IM WIRBELSTURM

Alexey Rosales Piedra schnauft durch. Endlich kann er seine Ferien antreten, nachdem er drei Wochen mehr oder weniger durchgearbeitet hat. Seit mehr als zwanzig Jahren ist der 42-Jährige aus Havannas zentralem Stadtteil Centro Habana bei dem staatlichen Bauunternehmen Secon angestellt. Seine sechsköpfige Brigade ist für den Abriss baufälliger Gebäude zuständig. Ein gefährlicher Job. Und ob der maroden Bausubstanz der kubanischen Hauptstadt gibt es eigentlich ständig etwas zu tun. Doch in den vergangenen Wochen ist viel Arbeit hinzugekommen.

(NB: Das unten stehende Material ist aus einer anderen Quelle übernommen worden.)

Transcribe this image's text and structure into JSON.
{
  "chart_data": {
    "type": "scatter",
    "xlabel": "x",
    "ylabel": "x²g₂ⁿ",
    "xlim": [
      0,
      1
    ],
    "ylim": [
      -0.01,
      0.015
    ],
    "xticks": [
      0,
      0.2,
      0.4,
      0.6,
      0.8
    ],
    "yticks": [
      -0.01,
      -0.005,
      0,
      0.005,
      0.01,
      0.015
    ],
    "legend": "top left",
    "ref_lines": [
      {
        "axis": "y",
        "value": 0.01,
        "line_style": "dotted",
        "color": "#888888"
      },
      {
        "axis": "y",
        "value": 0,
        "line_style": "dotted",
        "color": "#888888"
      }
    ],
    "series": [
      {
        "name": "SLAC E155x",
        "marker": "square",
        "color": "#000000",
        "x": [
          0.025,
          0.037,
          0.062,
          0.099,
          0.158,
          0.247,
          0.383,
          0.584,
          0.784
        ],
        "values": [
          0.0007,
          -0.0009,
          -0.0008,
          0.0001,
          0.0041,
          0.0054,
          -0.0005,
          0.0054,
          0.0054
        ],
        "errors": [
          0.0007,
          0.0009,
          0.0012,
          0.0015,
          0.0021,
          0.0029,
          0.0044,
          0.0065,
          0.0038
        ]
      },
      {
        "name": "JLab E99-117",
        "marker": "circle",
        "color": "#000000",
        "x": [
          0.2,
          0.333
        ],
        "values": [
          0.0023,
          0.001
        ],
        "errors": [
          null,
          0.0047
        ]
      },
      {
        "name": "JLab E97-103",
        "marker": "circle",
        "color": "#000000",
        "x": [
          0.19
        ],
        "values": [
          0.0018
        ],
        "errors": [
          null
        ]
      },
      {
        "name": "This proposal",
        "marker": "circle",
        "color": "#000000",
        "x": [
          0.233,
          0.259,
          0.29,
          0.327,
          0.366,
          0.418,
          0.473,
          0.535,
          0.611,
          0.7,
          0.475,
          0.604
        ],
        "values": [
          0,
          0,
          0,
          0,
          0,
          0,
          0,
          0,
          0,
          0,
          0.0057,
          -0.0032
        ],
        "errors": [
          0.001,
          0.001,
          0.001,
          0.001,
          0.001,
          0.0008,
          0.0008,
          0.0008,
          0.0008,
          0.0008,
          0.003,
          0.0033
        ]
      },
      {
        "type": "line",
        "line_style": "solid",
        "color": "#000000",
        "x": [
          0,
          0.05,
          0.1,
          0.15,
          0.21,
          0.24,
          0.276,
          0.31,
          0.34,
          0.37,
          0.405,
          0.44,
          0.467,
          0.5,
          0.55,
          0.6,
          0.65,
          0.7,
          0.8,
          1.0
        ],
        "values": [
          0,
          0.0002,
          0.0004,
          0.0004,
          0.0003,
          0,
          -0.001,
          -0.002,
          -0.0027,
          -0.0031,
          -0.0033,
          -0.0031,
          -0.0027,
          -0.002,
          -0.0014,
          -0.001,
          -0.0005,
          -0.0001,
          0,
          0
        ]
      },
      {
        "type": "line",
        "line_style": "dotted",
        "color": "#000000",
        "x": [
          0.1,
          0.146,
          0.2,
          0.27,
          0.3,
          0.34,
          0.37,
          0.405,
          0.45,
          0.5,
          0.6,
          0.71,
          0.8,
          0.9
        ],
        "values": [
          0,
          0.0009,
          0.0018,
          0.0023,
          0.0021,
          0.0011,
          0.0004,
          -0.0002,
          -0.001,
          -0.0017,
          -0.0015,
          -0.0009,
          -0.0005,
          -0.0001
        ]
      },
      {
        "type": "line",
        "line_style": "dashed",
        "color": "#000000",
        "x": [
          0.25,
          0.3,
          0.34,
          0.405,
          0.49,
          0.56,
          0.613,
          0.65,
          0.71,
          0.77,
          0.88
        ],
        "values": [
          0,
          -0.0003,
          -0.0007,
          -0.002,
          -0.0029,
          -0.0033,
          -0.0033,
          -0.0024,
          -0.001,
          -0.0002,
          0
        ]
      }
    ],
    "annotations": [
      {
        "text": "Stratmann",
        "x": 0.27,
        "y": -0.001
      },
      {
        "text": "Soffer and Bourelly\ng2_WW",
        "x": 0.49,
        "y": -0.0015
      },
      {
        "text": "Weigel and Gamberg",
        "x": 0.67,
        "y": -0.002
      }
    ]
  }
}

Rosales war gerade im Urlaub, als Anfang September Hurrikan „Irma“ mit Windgeschwindigkeiten von bis zu 300 km/h Kuba heimsuchte. „Mit dem Urlaub war es da natürlich vorbei“, sagt er, mit einem Lachen.

Zwar wurde Havanna von „Irma“ „nur“ gestreift; am nächsten Morgen bot sich dennoch ein Bild der Verwüstung: umgekippte Bäume, beschädigte und abgeknickte Strommasten; mehrere Tage waren weite Teile der kubanischen Hauptstadt ohne Strom; der Flughafen blieb geschlossen. Allein in Havanna beschädigte „Irma“ rund 4.300 Häuser; 157 Gebäude wurden komplett zerstört.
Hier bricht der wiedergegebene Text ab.